Chantier autofinancé pour la flèche de la basilique de Saint-Denis

Mots clés : Établissements de culte, funéraire

Le projet attend le feu vert de la Commission nationale des monuments historiques qui se réunira le 30 janvier.

Elus, associatifs et techniciens ont choisi le modèle d’un chantier autofinancé à l’instar du château de Guédelon (Yonne) pour remonter la flèche de la basilique de Saint-Denis : le paiement d’un droit d’entrée lors d’une visite pédagogique et touristique du chantier, doublé d’une action de mécénat. Ayant déjà investi dans la restauration de la façade ouest de la basilique, en attendant celle de la façade nord, l’Etat ne s’oppose pas au remontage de cette flèche, haute de 90 m, démontée en 1846. « Techniquement possible, notre projet attend le feu vert de la Commission nationale des monuments historiques qui se réunira le 30 janvier », souligne Francis Dubrac, trésorier de l’association « Suivez la flèche », maître d’ouvrage des études, qui a créé un fonds de dotation.

 

Dix ans de chantier

 

Pourvu d’un comité de parrainage, présidé par l’académicien Erik Orsenna, ce projet n’est pas seulement patrimonial, il est aussi urbain, touristique et économique, d’insertion et de formation aux métiers du bâtiment. « Par la découverte de son chantier, ce monument de l’apogée du gothique deviendra vivant », note Jacques Moulin, architecte en chef des Monuments historiques.
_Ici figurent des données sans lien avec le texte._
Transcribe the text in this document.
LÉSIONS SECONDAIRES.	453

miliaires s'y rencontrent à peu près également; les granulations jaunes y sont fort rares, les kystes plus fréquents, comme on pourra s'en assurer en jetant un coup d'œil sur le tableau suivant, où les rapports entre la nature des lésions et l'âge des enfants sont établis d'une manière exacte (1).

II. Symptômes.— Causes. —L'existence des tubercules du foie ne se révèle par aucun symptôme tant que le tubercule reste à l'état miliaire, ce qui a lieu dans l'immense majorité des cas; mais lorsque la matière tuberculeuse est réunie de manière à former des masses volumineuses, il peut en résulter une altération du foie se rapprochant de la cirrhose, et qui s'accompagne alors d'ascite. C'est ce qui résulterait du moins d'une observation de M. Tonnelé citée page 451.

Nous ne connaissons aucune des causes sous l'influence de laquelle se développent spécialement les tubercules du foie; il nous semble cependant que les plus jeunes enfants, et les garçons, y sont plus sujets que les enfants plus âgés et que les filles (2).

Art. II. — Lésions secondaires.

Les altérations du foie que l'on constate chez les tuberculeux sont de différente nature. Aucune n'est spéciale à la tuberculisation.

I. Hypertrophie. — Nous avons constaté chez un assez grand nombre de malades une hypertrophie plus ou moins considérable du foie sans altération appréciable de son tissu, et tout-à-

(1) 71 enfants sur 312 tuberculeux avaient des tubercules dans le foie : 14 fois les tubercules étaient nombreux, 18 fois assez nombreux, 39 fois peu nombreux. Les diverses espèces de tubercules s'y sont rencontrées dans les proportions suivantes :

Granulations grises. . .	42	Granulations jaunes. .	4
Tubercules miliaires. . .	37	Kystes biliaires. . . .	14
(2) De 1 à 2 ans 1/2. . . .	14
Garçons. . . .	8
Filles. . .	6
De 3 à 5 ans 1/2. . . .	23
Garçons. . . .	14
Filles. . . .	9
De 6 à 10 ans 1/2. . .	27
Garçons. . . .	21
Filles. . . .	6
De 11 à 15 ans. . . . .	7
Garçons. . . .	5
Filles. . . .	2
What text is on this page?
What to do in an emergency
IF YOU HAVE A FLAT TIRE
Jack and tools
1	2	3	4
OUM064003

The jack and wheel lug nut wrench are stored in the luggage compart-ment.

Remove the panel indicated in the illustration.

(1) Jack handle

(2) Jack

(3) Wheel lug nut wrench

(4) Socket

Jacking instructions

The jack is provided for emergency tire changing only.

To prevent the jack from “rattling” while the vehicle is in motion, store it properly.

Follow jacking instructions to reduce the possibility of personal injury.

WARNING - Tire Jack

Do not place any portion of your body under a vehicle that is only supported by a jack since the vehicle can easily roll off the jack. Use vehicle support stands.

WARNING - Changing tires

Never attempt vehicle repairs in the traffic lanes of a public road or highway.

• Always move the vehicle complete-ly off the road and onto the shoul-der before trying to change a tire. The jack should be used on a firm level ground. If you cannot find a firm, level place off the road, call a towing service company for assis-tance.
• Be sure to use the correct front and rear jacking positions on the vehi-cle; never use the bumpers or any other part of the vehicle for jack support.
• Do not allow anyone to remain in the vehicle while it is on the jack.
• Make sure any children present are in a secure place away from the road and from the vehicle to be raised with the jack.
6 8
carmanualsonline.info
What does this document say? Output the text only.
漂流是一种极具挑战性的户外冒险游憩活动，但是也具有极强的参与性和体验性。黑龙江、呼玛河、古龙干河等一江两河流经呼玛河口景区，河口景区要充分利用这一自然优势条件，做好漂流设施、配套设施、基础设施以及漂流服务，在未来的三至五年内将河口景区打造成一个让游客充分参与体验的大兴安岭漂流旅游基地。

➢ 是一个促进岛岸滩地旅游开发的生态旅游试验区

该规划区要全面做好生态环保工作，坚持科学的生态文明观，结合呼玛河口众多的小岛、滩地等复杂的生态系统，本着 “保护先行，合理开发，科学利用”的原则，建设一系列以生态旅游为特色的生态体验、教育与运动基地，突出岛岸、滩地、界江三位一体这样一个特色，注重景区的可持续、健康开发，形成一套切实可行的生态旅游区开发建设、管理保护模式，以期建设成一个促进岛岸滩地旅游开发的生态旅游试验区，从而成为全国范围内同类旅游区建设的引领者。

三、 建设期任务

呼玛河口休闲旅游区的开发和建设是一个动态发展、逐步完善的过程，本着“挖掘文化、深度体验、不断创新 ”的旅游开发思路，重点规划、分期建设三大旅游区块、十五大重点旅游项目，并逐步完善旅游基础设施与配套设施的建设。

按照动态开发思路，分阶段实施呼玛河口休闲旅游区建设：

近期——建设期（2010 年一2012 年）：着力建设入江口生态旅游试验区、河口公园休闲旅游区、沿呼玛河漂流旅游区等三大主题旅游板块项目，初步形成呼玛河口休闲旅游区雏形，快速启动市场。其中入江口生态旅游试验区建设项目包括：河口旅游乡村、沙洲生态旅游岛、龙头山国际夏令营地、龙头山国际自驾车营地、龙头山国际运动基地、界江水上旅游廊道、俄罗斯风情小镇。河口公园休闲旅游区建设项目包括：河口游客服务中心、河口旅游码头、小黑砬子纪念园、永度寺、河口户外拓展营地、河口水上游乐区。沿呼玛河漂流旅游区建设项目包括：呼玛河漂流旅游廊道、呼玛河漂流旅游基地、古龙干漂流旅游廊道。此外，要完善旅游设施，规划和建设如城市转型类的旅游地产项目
Le budget est de l’ordre de 10 à 12 millions d’euros. Au cours des trois premières années (2018-2020), il est prévu (fourchette basse) une fréquentation de 100 000 à 155 000 visiteurs pour un chiffre d’affaires de 745 000 à 1,1 million. Les ressources annuelles pourraient osciller entre 1 et 1,5 million, alors que la fréquentation pourrait atteindre 200 000, voire 300 000 personnes. Le chantier pourrait durer dix ans. Pour l’heure, 410 000 euros ont été investis dans des relevés de géomètres et la mission d’architecte. Les recettes du mécénat d’entreprises atteignent 850 000 euros. Après l’agrément des Monuments historiques, la première tâche sera de monter l’échafaudage pour les premières visites du public au printemps 2018.